The practical implication: treating LLM test generation as a *supplement* to human-authored tests can meaningfully increase real defect detection. Treating it as a *replacement* removes exactly the tests that protect your domain logic.
Finding 3: Flakiness compounds the problem
LLM-generated tests are also more prone to flakiness than well-engineered human suites. They reach for timestamps, random seeds, and order-dependent collection iteration without the discipline a senior engineer applies. Martin Fowler's canonical piece on non-determinism in tests catalogues these failure modes; LLMs reproduce all of them at scale. Google has reported over 1.5 million flaky test runs per day at peak — and that's with human-authored tests. Generating tests with an LLM and merging them without review is a direct route to a CI signal nobody trusts.
What to do this week
- Audit your assertion quality, not your coverage number. Pick 30 recently-merged tests — whether AI-assisted or not — and have a senior engineer classify each assertion as: meaningful, tautological, or wrong. If more than 20% fall into the latter two categories, your coverage metric is lying to you. This is a 2-hour exercise that will reframe every QA conversation for the next quarter.

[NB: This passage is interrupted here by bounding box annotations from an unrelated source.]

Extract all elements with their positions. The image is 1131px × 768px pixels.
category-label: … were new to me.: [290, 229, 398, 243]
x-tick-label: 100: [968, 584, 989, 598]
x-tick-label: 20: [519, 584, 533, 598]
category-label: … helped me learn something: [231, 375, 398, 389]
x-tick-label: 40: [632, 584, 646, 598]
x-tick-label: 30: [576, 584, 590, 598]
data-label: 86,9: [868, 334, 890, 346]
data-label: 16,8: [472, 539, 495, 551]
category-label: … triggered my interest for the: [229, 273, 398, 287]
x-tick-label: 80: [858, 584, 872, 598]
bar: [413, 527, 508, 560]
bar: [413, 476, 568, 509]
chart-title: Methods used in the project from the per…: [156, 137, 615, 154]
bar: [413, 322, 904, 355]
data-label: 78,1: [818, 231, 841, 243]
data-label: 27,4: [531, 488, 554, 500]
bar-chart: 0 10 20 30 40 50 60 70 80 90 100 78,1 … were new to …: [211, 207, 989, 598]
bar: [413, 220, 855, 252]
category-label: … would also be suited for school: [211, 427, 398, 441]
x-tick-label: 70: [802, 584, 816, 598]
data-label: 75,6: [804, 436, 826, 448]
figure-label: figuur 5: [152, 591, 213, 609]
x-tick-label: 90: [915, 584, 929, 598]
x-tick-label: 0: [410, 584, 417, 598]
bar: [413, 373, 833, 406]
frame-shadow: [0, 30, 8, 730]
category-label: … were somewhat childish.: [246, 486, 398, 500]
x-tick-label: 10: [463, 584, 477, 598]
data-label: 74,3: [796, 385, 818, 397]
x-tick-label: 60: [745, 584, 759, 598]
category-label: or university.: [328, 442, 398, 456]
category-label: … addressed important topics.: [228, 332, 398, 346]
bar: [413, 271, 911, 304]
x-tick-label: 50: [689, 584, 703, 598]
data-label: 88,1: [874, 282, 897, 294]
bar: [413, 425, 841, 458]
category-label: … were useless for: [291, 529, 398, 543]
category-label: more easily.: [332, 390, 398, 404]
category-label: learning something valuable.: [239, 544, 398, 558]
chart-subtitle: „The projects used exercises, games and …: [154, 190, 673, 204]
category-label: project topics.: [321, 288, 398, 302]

- Separate generation from acceptance in your workflow. LLMs are excellent at proposing test cases. They are poor at deciding which ones should be merged. Require a human-authored assertion review step for any AI-generated test, and reject any test where the assertion was generated from the same prompt as the implementation. The model cannot serve as both author and oracle.
- Run mutation testing on a critical module. Tools like PIT (Java), Stryker (JavaScript), and mutmut (Python) introduce synthetic bugs and report which your tests catch. Run it on one high-stakes service this sprint. The mutation score will tell you whether your suite — AI-generated or not — is actually protecting you. Most teams discover their kill rate is 40–60%, not the 80%+ their coverage report implied.
- Treat flakiness as a P1 the day it appears. A single flaky test costs more in eroded trust than the feature that introduced it delivered in value. If a test fails intermittently, quarantine it within 24 hours and fix or delete it within a week. Flakiness has compound interest.
How Anystack approaches this
When we run a QA modernisation engagement with a 3-person AI-augmented pod, the first two weeks are almost never about generating new tests. They're about characterising what the existing suite actually proves — assertion audits, mutation scores, flake rates, signal-to-noise on CI. Only then does LLM-assisted generation enter the picture, and always as a proposer with a human acceptance gate. The teams that get value from AI in QA are the ones that already know what a good test looks like; the teams that don't are the ones generating thousands of green assertions that will silently rot their codebase. The research is clear that LLMs change the economics of test generation. It is equally clear they do not change the economics of test *design* — and conflating the two is the most expensive mistake engineering leaders are making in 2026.